Lucidity Sinks as These Twain Converge: Keeping Pickering Afloat Despite Locurto v. Guliani and Meltzer v. Board of Education

By: Mary K. McCann

When public employees express views that are detrimental to the community’s safety, they undermine the government’s effectiveness in rendering services to society.  In turn, when the government cannot perform its tasks effectively due to an employee’s speech, it has a right to terminate that employee.  With this in mind, courts must formulate a workable test to determine whether a government employee’s speech is protected by the Constitution.

After much debate on this issue, the Supreme Court set forth a balancing test in Pickering v. Board of Education.  Under the test, courts must balance “the interests of the [employee], as a citizen, in commenting upon matters of public concern and the interest of the State, as an employer, in promoting the efficiency of the public services it performs . . . .”  The effect on government efficiency is determined by the possible disruption to the work environment.  This test, however, allows for unacceptable amounts of judicial discretion and causes inconsistent results by focusing on the wrong factors for disruption.  Two recent decisions in New York, applying the Pickering Balancing Test, illustrate these inconsistencies.  In Melzer v. Board of Education, the Second Circuit held that a school had the right to terminate a teacher who was a member of the North American Man Boy Love Association (“NAMBLA”).  In doing so, it incorrectly denied a teacher’s constitutionally protected right to speak on a matter of public concern.  In contrast, a federal district court in Locurto v. Giuliani reinstated members of the New York City police and fire departments after they were fired for committing racially offensive acts on a parade float.  The court mistakenly decided that the speech was on a matter of public concern and that the employees were constitutionally protected in their actions.  The Pickering Balancing Test caused these inconsistent results and, therefore, should be refined.

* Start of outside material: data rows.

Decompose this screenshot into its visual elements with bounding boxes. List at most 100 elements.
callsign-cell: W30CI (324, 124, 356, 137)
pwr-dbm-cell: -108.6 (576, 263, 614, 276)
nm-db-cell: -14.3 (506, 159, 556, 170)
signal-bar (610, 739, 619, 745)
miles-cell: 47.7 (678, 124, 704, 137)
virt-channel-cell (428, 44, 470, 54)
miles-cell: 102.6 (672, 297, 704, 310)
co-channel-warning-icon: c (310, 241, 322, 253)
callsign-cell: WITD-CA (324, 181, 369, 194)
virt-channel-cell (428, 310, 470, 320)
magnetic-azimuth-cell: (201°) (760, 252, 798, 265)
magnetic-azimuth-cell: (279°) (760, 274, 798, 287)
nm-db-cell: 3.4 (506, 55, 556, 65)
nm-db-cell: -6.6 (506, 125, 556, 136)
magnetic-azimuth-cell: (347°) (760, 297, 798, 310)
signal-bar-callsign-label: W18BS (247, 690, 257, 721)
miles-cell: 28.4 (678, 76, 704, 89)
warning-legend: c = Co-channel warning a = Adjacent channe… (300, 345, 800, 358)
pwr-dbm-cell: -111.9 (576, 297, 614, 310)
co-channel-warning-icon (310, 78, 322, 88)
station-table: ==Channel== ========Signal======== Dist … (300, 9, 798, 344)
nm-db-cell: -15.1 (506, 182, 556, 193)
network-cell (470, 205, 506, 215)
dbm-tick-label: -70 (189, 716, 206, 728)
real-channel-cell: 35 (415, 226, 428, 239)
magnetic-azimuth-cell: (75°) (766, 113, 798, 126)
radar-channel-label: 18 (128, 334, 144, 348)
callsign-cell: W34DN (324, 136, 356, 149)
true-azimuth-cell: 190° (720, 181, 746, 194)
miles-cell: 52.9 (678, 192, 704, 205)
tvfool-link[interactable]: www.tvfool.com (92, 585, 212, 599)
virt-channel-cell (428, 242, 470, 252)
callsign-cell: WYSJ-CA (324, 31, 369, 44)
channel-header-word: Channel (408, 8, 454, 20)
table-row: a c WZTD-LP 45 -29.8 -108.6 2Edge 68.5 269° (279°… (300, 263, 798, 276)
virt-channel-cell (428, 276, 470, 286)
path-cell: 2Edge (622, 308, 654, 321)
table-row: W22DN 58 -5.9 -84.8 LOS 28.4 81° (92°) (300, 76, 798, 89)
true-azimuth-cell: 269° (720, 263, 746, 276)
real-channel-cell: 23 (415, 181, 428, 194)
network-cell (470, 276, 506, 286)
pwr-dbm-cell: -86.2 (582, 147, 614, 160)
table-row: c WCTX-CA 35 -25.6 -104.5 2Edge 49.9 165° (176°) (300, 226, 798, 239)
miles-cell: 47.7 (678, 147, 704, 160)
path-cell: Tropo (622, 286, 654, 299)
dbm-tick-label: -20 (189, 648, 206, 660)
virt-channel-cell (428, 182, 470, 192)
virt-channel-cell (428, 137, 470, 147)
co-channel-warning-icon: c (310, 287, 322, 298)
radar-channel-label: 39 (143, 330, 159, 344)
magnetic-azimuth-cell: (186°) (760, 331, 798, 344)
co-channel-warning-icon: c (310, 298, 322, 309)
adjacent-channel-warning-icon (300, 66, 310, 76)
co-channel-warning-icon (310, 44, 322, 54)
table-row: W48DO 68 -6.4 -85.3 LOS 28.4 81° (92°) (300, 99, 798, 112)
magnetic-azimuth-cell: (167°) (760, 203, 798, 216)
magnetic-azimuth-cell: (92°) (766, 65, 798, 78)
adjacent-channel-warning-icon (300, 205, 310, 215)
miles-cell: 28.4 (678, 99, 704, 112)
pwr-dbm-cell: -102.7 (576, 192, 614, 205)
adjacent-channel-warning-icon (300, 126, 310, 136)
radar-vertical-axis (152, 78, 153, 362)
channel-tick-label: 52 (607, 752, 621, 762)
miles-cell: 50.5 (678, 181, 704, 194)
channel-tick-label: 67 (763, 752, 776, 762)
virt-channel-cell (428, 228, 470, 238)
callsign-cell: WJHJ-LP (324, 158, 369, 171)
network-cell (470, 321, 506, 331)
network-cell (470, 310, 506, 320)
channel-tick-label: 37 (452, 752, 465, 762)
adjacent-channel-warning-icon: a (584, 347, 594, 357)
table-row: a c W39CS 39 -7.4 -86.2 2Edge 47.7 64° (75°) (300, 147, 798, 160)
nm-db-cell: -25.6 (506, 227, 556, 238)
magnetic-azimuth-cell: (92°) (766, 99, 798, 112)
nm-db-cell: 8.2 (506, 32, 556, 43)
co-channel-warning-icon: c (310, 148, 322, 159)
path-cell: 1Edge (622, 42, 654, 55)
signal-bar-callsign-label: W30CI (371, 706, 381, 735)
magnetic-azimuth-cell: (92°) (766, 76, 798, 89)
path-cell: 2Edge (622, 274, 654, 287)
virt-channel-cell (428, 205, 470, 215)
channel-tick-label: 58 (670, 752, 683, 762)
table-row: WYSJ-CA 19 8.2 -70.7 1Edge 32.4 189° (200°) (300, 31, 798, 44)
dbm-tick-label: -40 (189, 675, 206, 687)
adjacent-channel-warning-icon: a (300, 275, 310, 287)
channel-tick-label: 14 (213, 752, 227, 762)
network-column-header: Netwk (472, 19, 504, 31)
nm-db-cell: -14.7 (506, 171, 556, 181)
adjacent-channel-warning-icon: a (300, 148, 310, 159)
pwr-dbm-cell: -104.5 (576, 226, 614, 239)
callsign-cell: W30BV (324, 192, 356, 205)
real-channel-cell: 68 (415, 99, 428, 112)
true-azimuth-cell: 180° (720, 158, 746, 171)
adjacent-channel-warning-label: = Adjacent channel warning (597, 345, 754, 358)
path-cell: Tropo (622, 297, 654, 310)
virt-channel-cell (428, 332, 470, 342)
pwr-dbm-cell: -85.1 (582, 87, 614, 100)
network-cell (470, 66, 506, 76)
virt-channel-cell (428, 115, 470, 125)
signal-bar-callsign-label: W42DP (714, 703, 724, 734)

This Comment asserts that a disruption to the work environment occurs when the public employee’s speech would diminish the government’s reputation and would be dangerous to those who are directly affected by the speech.  These factors must be analyzed in light of the position the employee holds in the workplace and the services performed.  The content of the speech is important only to the extent that it poses a danger to those directly affected by the speech.